For some, productivity requires a state of concentration that can only be achieved in silence. But workplaces are seldom so quiet, and truth be told, most of us prefer to have some background music playing while we work. Some people swear they can’t work or study without it.

Personally, I find music helpful for encouraging productivity and creativity. It distracts the part of my brain that would normally be chattering away – the voice in my head worrying, wondering, and daydreaming. I find that music neutralizes this inner voice, freeing up my brain to focus on the task at hand.

More and more research backs up what many of us experience – a state of enhanced calm, focus, and creativity when we listen to music while working. Deep Patel at Entrepreneur.com has a list of the best types of music to serve as the soundtrack to your workday.

Typically, music without lyrics is best for working or studying, since lyrics tend to catch our attention. Research has so consistently shown classical music to boost productivity that the phenomenon has it’s own name – the Mozart effect.

But other forms of wordless music can work as well. Patel recommends cinematic music for making the daily grind feel as “grandiose” as a Hollywood epic. Meanwhile, video game music has been specially designed to help gamers concentrate on game challenges; likewise, it can help keep your office atmosphere energized. Soothing nature sounds, such as flowing water or rainfall, can also help promote a calm but focused state.

Music with lyrics is okay too, as long as it doesn’t turn your office into a karaoke bar. Cognitive behavioral therapist Dr. Emma Gray worked with Spotify to identify the characteristics of music that can actually change our brain waves. She found that music between 50 and 80 beats per minute can trigger the brain an “alpha” state that is associated with relaxation and with being struck with inspiration.

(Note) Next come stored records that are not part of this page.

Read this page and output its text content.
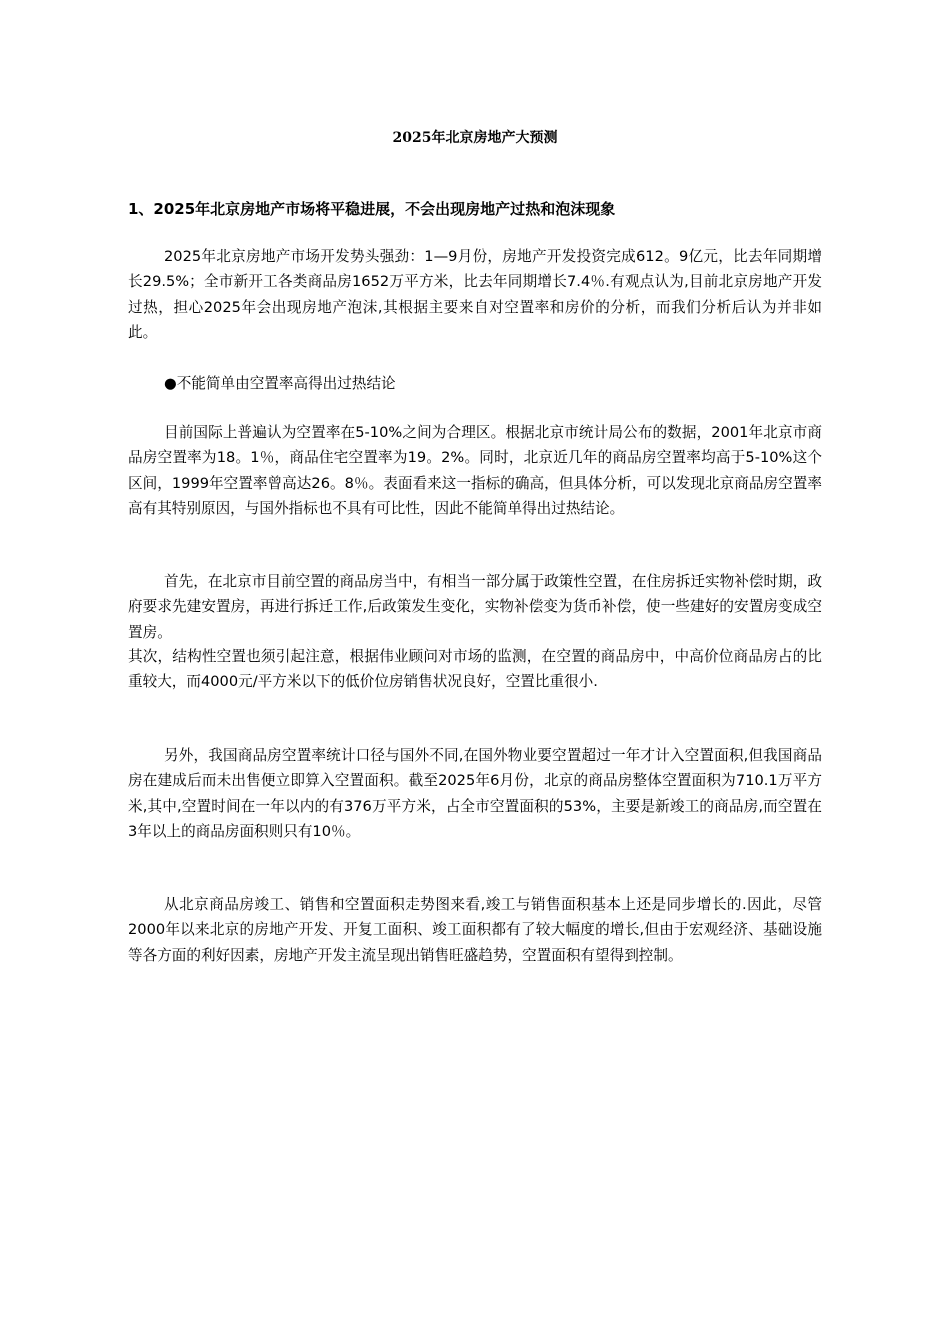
2025年北京房地产大预测
1、2025年北京房地产市场将平稳进展，不会出现房地产过热和泡沫现象

2025年北京房地产市场开发势头强劲：1—9月份，房地产开发投资完成612。9亿元，比去年同期增长29.5%；全市新开工各类商品房1652万平方米，比去年同期增长7.4％.有观点认为,目前北京房地产开发过热，担心2025年会出现房地产泡沫,其根据主要来自对空置率和房价的分析，而我们分析后认为并非如此。

●不能简单由空置率高得出过热结论

目前国际上普遍认为空置率在5-10%之间为合理区。根据北京市统计局公布的数据，2001年北京市商品房空置率为18。1％，商品住宅空置率为19。2%。同时，北京近几年的商品房空置率均高于5-10%这个区间，1999年空置率曾高达26。8％。表面看来这一指标的确高，但具体分析，可以发现北京商品房空置率高有其特别原因，与国外指标也不具有可比性，因此不能简单得出过热结论。

首先，在北京市目前空置的商品房当中，有相当一部分属于政策性空置，在住房拆迁实物补偿时期，政府要求先建安置房，再进行拆迁工作,后政策发生变化，实物补偿变为货币补偿，使一些建好的安置房变成空置房。

其次，结构性空置也须引起注意，根据伟业顾问对市场的监测，在空置的商品房中，中高价位商品房占的比重较大，而4000元/平方米以下的低价位房销售状况良好，空置比重很小.

另外，我国商品房空置率统计口径与国外不同,在国外物业要空置超过一年才计入空置面积,但我国商品房在建成后而未出售便立即算入空置面积。截至2025年6月份，北京的商品房整体空置面积为710.1万平方米,其中,空置时间在一年以内的有376万平方米，占全市空置面积的53%，主要是新竣工的商品房,而空置在3年以上的商品房面积则只有10％。

从北京商品房竣工、销售和空置面积走势图来看,竣工与销售面积基本上还是同步增长的.因此，尽管2000年以来北京的房地产开发、开复工面积、竣工面积都有了较大幅度的增长,但由于宏观经济、基础设施等各方面的利好因素，房地产开发主流呈现出销售旺盛趋势，空置面积有望得到控制。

Really, any music will do, as long as you like it. Research from the music therapy department at the University of Miami found that workers who listened to their preferred artists and genres had better ideas and finished their tasks more quickly.

What styles of music help you focus during your workday? I myself enjoy the collection of “lo-fi” or “chill-hop” playlists on YouTube. This music has a consistent beat that is engaging without being distracting, and the accompanying video generally features an adorable cartoon character to keep you company.